Nasz syn choruje na mózgowe porażenie dziecięce, ma padaczkę lekooporną. Jest karmiony jest przez PEG-a. Jego tata musiał ratować naszą sytuację finansową, dlatego wyjechał do pracy za granicę. Widzimy się raz na dwa miesiące…
Chciałabym sobie radzić i zapewniać Mateuszowi bezpieczeństwo. W opiece nad synem, który jest coraz większy i coraz cięższy nie pomagają moje dolegliwości. Mój kręgosłup niestety coraz częściej nie wytrzymuje…

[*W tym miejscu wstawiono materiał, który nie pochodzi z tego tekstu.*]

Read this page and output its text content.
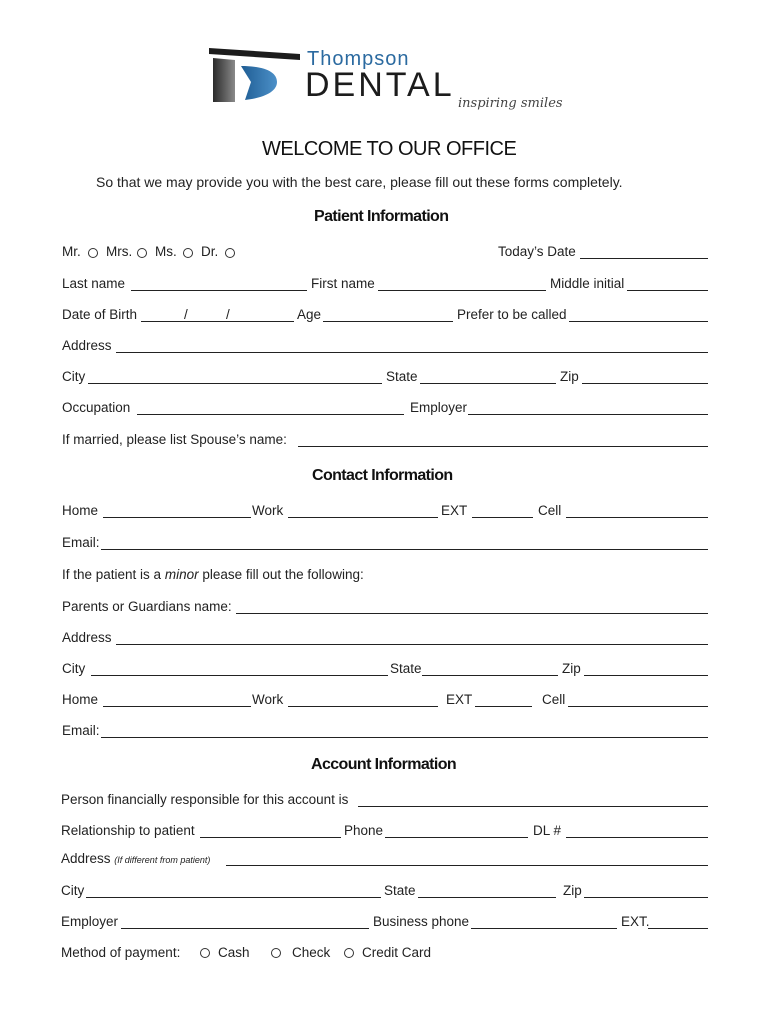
Thompson
DENTAL inspiring smiles
WELCOME TO OUR OFFICE
So that we may provide you with the best care, please fill out these forms completely.
Patient Information
Mr. Mrs. Ms. Dr.	Today’s Date
Last name	First name	Middle initial
Date of Birth	/	/	Age	Prefer to be called
Address
City	State	Zip
Occupation	Employer
If married, please list Spouse’s name:
Contact Information
Home	Work	EXT	Cell
Email:
If the patient is a minor please fill out the following:
Parents or Guardians name:
Address
City	State	Zip
Home	Work	EXT	Cell
Email:
Account Information
Person financially responsible for this account is
Relationship to patient	Phone	DL #
Address (If different from patient)
City	State	Zip
Employer	Business phone	EXT.
Method of payment:	Cash	Check Credit Card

Codzienna opieka nad synem spoczywa na mnie. Nigdy nie narzekałam, nie chciałam litości i pomocy. Chciałam być samodzielna — dzisiaj jednak przemawia przeze mnie rozsądek.
W naszym codziennym funkcjonowaniu może pomóc podnośnik. Wybór takiego podnośnika był konsultowany z terapeutami i rehabilitantami, ponieważ Mateusz ma postępująca skoliozę i chcemy w sposób bezpieczny móc go przenosić.
Wiemy, że w jego przypadku to urządzenie się sprawdza — mają dokładnie ten sam w szkole, do której uczęszcza.
Boję się, że pewnego dnia nie będę w stanie wyciągnąć go z łóżka. Boję się, że nie będę mogła go umyć…
Boję się, że Mateusz poczuje, że jest ciężarem. Chciałabym, tylko żeby chociaż trochę nasze życie dało nam wytchnienia.
Proszę o pomoc w swoim i Mateusza imieniu!